Prior to this work, one could consider all of Stapledon's prior works to be the same vision of the future. "Darkness and the Light" doesn't fit as easily with his other works, largely because Stapledon's predictions in "Last and First Men" were already far off the mark. However, predictions are not the main purpose of Stapledon's works, and if one sets aside that aspect, this could be viewed as a more detailed look at the First Men. That being said, the decision on whether or not to fit this book in with his previous works is one which is left to the reader, as this book can easily stand on its own as far as its content is concerned. Written in the darkest days of World War II, this book focuses on the concept of the Darkness and the Light, and a decision point in the future of which path the human race will take resulting from a Tibetan Renaissance which will take place. If it is successful, humanity moves towards the Light, but if it fails then humanity heads towards Darkness.
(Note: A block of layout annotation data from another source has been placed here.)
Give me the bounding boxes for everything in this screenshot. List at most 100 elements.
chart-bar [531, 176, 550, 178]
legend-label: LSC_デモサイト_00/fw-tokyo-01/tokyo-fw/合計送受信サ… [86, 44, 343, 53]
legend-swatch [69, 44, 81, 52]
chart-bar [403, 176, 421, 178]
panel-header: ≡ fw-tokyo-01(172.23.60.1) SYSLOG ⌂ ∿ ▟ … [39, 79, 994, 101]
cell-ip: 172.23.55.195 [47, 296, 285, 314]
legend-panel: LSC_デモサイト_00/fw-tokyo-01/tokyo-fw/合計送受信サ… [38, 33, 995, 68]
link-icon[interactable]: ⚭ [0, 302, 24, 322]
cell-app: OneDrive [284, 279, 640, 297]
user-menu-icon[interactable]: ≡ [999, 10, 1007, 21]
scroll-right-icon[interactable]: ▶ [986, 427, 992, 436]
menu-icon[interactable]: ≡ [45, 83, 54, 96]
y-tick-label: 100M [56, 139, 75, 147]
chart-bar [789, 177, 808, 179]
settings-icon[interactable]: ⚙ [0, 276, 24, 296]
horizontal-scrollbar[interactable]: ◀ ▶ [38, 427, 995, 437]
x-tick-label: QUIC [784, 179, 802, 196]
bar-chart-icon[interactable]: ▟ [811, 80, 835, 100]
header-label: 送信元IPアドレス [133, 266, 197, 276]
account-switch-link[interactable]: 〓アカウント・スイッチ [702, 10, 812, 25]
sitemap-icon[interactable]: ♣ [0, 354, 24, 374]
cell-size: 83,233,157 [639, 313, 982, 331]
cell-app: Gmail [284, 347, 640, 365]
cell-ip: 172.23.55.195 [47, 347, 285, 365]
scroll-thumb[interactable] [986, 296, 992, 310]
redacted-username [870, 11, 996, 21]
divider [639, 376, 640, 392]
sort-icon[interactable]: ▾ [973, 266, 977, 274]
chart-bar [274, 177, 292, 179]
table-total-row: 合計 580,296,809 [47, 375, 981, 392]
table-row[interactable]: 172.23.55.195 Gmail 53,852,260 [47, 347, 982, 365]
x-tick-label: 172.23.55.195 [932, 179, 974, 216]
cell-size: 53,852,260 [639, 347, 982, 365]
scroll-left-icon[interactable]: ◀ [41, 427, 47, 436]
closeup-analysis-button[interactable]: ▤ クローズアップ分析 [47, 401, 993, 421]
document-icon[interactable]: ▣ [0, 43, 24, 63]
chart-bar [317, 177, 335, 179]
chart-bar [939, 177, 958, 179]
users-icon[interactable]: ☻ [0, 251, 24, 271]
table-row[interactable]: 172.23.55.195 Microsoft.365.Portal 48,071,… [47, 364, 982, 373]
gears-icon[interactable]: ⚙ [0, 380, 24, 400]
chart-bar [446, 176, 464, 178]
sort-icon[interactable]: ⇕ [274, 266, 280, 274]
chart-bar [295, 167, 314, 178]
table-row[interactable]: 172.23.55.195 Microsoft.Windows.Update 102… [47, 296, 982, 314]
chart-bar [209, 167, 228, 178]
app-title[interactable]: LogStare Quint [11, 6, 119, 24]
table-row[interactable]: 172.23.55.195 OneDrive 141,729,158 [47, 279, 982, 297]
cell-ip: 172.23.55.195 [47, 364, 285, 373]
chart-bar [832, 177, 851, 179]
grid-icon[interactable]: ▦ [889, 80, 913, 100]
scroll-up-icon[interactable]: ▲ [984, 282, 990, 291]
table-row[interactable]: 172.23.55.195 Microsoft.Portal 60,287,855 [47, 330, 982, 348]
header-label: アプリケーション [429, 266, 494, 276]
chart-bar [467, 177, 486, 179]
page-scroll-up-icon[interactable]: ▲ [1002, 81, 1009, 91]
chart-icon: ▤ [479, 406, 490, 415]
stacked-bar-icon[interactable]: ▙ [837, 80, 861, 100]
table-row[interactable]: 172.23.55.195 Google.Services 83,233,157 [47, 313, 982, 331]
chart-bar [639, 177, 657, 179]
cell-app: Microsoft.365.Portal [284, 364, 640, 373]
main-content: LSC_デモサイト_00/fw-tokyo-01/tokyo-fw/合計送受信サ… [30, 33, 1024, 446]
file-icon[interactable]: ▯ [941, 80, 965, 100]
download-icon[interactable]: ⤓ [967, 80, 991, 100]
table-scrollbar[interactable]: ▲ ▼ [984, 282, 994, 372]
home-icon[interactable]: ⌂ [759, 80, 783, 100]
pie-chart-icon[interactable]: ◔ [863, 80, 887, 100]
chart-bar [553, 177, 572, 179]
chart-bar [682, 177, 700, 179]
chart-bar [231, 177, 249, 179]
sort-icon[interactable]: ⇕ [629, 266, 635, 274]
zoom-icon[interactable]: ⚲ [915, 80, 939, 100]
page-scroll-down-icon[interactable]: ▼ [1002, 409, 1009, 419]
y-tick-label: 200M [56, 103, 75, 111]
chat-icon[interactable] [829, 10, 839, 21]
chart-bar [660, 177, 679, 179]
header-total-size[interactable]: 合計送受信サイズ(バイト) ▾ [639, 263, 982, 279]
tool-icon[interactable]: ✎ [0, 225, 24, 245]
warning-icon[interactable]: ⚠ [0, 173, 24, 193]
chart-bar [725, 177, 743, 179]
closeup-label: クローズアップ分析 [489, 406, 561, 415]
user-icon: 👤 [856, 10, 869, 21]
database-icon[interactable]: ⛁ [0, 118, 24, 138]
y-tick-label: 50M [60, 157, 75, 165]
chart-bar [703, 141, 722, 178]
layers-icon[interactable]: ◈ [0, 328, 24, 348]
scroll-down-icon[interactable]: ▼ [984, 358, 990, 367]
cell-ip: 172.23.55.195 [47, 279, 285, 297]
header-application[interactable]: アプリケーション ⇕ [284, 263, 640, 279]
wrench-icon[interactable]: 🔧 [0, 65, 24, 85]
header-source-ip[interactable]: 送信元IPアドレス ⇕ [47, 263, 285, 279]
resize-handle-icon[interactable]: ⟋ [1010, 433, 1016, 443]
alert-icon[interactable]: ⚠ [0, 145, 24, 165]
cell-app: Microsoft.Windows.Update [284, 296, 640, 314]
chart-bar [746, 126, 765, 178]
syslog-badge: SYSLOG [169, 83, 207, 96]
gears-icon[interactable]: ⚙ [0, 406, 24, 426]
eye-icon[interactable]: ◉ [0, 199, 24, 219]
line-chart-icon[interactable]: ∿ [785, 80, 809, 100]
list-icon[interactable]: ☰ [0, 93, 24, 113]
The book is divided into three sections. The first is titled "Crisis" and deals with the history (or future as it actually is) leading up to the Tibetan crossroads. This section covers the rise and fall of several world powers, culminating in one power led by Russia, and the other led by China. Between the two comes the rise of tiny Tibet with its Renaissance and its movement towards the Light, its presence causes a massive impact on both of the large empires which now must deal with this new threat to their corrupt way of life.
Section two is titled "Darkness" and it deals with the future history which occurs if the Tibet Renaissance fails. Stapledon details the creation of a world empire, followed by the total collapse of civilization through its various phases. He continues on to the end of Man which results from the world taking this particular path. This is a bleak future, one without hope and it results in the extinction of man and ultimately the destruction of Earth. This future is much shorter for Man than the future which results from the other path. There is a brief period in which a single world government is created, but it is only able to last a relatively short period before the collapse.
The third and final section is "The Light". In this section Stapledon details the future history if the Tibet Renaissance succeeds. Unlike the "Darkness" future which holds out little positive, the success of the Tibet Renaissance does not result in a future which is completely "Light". The survival of Tibet still leaves the two other empires in place, and there ensues a long struggle before the world unites, and even then there is a period where regional demands force difficult compromises upon the rest of the world. There are additional challenges even when the world appears to unite, as discoveries about the nature of the universe reveal.
There is no section to sum up these two futures; they are merely presented as two paths which humanity might take, and only humanity can decide which one it will take. Taken literally that decision is also a long way in the future, but one can and should think about this work and the period in which it was written. There are clear parallels to the situation faced by Stapledon's England at the time this was written. This aspect of the book is significant, and I think it is often lost on readers today. Even when factoring that aspect in, this book falls short of Stapledon's "Last Men in London" and "Star Maker" which have a similar style of narrative, but it does make the reading of this work more interesting and less like a reworking of the first part of "Last and First Men".